Engineering:Astrocam
The Astrocam 110 (or Astrocam) is a model rocket with a built-in camera for taking aerial photographs.
The Astrocam was introduced in the 1979 Catalog by its manufacturer Estes and it can be flown with B6-4 and C6-7 model rocket motors (see Model rocket motor classification). The Astrocam was available as kit, or as ready-to-fly model. Both versions use the Estes Delta II launch body. The camera uses 110 film and is mounted in the nose cone of the rocket with the aperture perpendicular to the main axis of the rocket. A mirror held in a hood is used like a periscope to enable the camera to look forward. The camera needs to be manually advanced and "cocked" by pulling a string attached to spring-loaded shutter taut. When the nose cone is placed on the rocket body, the string is placed between the nose cone and the body so that when the ejection charge of the engine expels the nose cone, the string is released causing one frame of film to be exposed. Since the rocket is not steerable, the photographer can not determine what the camera will photograph.
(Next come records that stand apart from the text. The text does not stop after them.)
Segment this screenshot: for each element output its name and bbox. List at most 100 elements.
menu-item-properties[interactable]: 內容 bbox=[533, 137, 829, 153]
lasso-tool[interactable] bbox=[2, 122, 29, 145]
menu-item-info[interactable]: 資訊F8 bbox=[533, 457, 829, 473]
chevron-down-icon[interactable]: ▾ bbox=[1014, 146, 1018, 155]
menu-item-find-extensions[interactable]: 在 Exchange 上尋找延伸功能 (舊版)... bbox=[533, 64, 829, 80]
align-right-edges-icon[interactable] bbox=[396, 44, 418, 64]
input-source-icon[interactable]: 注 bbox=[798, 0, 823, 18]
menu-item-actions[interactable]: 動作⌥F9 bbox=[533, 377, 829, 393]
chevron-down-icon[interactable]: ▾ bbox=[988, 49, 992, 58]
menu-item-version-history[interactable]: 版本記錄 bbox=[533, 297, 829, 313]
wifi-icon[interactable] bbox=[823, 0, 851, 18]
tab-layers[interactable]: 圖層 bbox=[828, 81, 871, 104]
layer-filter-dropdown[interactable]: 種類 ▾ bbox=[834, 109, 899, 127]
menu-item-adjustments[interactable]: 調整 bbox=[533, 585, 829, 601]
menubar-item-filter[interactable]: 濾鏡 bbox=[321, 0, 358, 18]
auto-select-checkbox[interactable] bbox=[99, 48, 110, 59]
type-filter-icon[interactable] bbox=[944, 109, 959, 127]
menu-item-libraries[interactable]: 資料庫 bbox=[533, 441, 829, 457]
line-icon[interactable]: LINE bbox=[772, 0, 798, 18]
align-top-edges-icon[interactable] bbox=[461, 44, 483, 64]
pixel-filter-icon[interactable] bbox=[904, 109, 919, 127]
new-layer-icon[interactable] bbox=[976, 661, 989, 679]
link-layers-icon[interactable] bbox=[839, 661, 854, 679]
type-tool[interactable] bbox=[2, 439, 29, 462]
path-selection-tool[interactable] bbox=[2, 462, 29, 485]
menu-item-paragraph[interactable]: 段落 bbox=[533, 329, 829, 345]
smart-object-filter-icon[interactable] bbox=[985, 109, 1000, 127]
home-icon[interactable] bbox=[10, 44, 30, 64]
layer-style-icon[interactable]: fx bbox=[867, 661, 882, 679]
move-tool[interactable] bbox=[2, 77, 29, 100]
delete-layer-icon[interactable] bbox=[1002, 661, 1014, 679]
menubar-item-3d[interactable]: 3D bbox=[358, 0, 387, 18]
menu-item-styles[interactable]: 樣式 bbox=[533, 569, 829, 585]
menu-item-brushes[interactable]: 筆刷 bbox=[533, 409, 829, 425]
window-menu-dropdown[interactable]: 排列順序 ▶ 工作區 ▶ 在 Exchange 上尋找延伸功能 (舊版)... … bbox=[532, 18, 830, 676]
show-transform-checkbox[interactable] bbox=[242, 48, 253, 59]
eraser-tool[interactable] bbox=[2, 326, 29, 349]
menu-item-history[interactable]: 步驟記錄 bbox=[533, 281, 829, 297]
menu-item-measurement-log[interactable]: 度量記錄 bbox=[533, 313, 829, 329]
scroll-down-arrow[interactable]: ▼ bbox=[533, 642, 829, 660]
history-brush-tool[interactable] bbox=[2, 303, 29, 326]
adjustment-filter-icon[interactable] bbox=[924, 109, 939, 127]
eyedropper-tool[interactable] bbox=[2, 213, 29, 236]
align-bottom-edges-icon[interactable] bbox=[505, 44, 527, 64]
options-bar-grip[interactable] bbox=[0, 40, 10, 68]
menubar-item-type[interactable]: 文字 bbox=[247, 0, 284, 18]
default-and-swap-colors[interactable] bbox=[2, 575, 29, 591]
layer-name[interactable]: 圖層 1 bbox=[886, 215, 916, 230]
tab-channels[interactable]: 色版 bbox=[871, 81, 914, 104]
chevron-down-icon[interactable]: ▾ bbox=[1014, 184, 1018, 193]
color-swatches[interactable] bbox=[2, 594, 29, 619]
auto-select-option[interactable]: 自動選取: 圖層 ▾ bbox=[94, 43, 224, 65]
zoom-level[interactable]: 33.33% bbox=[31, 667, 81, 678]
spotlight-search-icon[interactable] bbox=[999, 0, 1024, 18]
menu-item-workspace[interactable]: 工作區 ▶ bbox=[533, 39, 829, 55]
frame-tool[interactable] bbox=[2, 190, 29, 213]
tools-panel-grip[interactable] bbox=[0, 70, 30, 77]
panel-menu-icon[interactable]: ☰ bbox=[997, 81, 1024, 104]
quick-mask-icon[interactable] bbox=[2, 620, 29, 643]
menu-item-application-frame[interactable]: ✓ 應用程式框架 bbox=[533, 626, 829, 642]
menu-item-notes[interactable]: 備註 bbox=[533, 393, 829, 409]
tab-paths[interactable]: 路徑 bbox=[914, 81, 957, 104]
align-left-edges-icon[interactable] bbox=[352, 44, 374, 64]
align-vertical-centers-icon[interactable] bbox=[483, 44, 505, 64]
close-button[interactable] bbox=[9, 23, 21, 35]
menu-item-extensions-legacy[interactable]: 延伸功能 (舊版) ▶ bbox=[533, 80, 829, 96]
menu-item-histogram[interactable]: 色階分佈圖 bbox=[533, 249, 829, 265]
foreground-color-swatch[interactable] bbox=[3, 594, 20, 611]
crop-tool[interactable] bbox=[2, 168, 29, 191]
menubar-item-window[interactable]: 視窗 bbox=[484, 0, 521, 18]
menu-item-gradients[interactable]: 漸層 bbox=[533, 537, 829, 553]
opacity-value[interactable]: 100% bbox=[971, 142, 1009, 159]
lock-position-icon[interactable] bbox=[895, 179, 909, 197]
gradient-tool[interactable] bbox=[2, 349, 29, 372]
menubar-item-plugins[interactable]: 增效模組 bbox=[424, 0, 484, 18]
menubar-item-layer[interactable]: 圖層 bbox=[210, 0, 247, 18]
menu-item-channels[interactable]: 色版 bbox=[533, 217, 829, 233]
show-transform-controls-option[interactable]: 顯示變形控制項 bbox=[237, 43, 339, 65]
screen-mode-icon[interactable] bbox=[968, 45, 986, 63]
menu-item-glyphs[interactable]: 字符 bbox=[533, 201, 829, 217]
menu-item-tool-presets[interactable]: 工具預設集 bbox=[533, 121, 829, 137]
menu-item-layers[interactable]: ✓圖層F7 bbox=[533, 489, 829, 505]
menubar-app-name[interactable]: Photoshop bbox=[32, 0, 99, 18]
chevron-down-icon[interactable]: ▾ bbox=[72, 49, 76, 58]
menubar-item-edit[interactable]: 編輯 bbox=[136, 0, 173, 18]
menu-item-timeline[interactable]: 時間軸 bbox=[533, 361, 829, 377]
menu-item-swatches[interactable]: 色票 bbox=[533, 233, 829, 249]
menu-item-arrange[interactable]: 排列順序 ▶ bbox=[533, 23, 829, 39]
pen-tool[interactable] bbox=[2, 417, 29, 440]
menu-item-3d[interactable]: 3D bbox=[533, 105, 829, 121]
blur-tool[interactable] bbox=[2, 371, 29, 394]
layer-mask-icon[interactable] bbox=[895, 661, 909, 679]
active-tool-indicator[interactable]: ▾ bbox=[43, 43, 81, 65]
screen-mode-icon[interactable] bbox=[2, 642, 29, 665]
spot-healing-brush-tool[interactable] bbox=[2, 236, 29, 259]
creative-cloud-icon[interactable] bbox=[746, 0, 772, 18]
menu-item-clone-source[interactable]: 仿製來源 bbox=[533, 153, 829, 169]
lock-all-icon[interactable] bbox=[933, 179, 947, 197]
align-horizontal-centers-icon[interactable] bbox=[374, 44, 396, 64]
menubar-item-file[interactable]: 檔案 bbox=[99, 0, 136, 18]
Stock models of the Astrocam were intended to take their photographs after the rocket had begun to descend after reaching apogee. However, in the Winter 1993 issue of the Estes Educator News magazine, two sets of instructions (Lookdown Astrocam, and the Lookdown Astrocam MK11) were included describing how the camera could be converted to look back down the length of the rocket before reaching apogee, or upon a staging event. Estes catalogs showed some of the photographs from these modified rockets, but they never produced a version designed to look down, or capable of being switched at will.
A version of the Astrocam called the Astrocam 110 is also available, and the Estes Snapshot is very similar as well. [1] A modern version of the Astrocam is the Oracle, which shoots video. A newer video version, called the Astrovision, is also available.